As the highest level of the entire campus road network, its function should be mainly motorized traffic, so that it should satisfy the two-way motor vehicle traffic, reduce the parking on both sides, weaken the slow traffic function. Green landscaping can be placed on both sides of the road, to reduce the negative impact of harmful gases and noise generated by cars (see Fig. 3).

Collective Roads.

The collective road serves as a link between the campus center and the surrounding clusters. It needs to satisfy the demand of motor and slow traffic. Its road width still needs to meet the two-way motorized traffic, but also needs to increase the space for non-motorized vehicles and pedestrians(see Fig. 3).

Living Service Roads.

It mainly serve short-distance traffic, penetrating into various groups and plots, and the emphasis should be on slow-moving traffic. The building complex will be the future of high-density campus architecture: buildings may run through the pedestrian corridor as a whole, allowing the pedestrian paths to leave the ground and integrate with the buildings. The pedestrianisation of high-density campuses should be combined with the ‘ground floor sharing’ of public spaces so that the pedestrian paths penetrate deeper into the building (see Fig. 3).

Road Refinement Design

Design for Traffic Stabilization. Currently, traditional campuses arrange speed bumps and installing turnouts in complex zones at intersections. It can be added humane and less costly stabilization designs, such as speed tables and the raising of intersections.

Sponging.

The main way that use permeable paving to reduce rainwater infiltration into the ground, can control rainwater runoff at source. Permeable paving can be used on waterlogged sections, gardens and car parks, while the drainage pipes can be expanded. It also need to increase the number of drainage outlets and check blockages regularly.

Public Transport.

Campus bus routes can be designed according to the daily communication routes, which is convenient for teachers and student. Campus buses can be purely electric, in order to reduce pollution. Public bicycle rental points can be centrally located in teaching and residential areas.

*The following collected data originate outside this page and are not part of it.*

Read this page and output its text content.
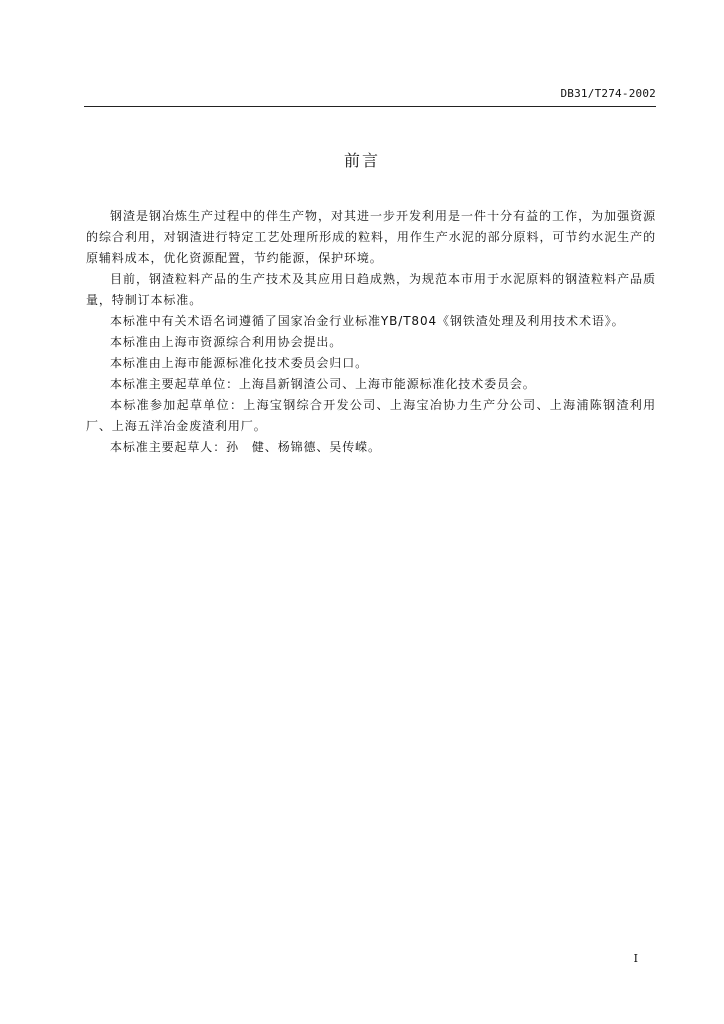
DB31/T274-2002
前言

钢渣是钢冶炼生产过程中的伴生产物，对其进一步开发利用是一件十分有益的工作，为加强资源的综合利用，对钢渣进行特定工艺处理所形成的粒料，用作生产水泥的部分原料，可节约水泥生产的原辅料成本，优化资源配置，节约能源，保护环境。

目前，钢渣粒料产品的生产技术及其应用日趋成熟，为规范本市用于水泥原料的钢渣粒料产品质量，特制订本标准。

本标准中有关术语名词遵循了国家冶金行业标准YB/T804《钢铁渣处理及利用技术术语》。

本标准由上海市资源综合利用协会提出。

本标准由上海市能源标准化技术委员会归口。

本标准主要起草单位：上海昌新钢渣公司、上海市能源标准化技术委员会。

本标准参加起草单位：上海宝钢综合开发公司、上海宝冶协力生产分公司、上海浦陈钢渣利用厂、上海五洋冶金废渣利用厂。

本标准主要起草人：孙　健、杨锦德、吴传嵘。

I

Campus Takeaway Management.

Improve delivery routes. Campus management department can use the access control system to manage the path of the delivery vehicle after entering the school, to avoid the conflicts; or try to choose the school gate nearest to the delivery address to enter, thus avoiding penetration within the school.

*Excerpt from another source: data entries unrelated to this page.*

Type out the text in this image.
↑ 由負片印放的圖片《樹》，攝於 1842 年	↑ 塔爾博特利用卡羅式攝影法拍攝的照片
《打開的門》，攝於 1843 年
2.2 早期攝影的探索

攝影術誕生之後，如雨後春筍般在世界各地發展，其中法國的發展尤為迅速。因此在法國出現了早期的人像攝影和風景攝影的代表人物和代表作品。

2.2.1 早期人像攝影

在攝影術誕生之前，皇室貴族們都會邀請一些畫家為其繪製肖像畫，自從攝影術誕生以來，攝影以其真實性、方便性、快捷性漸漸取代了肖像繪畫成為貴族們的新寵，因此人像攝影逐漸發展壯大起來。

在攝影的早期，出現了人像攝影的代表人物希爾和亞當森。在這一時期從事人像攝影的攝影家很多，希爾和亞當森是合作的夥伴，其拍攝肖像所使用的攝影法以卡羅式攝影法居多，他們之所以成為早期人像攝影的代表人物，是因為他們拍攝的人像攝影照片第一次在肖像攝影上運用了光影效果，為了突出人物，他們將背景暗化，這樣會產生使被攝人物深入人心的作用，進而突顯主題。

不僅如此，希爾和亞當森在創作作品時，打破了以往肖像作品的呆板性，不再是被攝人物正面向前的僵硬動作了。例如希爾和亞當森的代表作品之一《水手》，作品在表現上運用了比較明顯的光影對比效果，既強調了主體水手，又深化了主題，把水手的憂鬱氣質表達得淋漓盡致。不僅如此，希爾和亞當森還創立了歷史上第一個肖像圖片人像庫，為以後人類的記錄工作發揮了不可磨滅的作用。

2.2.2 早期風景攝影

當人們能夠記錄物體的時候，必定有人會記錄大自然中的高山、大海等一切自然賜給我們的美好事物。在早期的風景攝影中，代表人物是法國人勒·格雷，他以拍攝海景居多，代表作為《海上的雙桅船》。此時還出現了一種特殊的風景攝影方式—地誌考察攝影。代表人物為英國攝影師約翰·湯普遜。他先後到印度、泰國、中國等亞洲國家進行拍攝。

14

In addition, the delivery will be carried out uniformly by the delivery stations after entering the campus, which can not only alleviate the intense traffic conflicts within the campus, but also become one of the ways for students to work and study [7].

4.3 Optimization of Static Traffic

Size Forecast.

The demand for parking on campus can be divided into two parts: daily demand and flexible demand. Daily parking demand forecasts can use the generation rate method based on the nature and size of the building (Eq. 1), while elastic demand forecasts are based on daily demand forecasts multiplied by an elasticity factor [11].

$${y}_{i}={\sum }_{k=1}^{k}{a}_{i}^{k}{X}^{k}$$
(1)

In the equation:

\({y}_{i}\) is the parking demand (in units) for vehicle type i (motor vehicle, bicycle).

\({a}_{i}^{k}\) is the parking demand generation rate for the i-th vehicle type in the k-th building.

\({X}^{k}\) is the architectural (business) scale of the building for building type k.

Composite Layout.

It should be focused on making full use of existing resources. For example, a small parking strip can be formed at the side or back of a building The campus parking dynamic guidance system can be built based to provide real-time query service for parking information. It is necessary to mark of non-motorized parking areas to regulate parking, and regularly remove unused bicycles to avoid taking up space. The construction of elevated parking on the ground floor of new buildings and the construction of large centralized underground parking garages are reasonable ways to organize static traffic in a three-dimensional manner.

5 Conclusion

In response to the current problems of high-density campus traffic, this study, based on the concept of green transportation, draws on the neighborhood community model to achieve “safe travel and green environment”. However, this study token the Xinzhuang Campus as an example, has certain limitations for the application in other high-density campuses. Therefore, there is still room for exploring and deepening in practice, and continuous optimization and innovation are needed.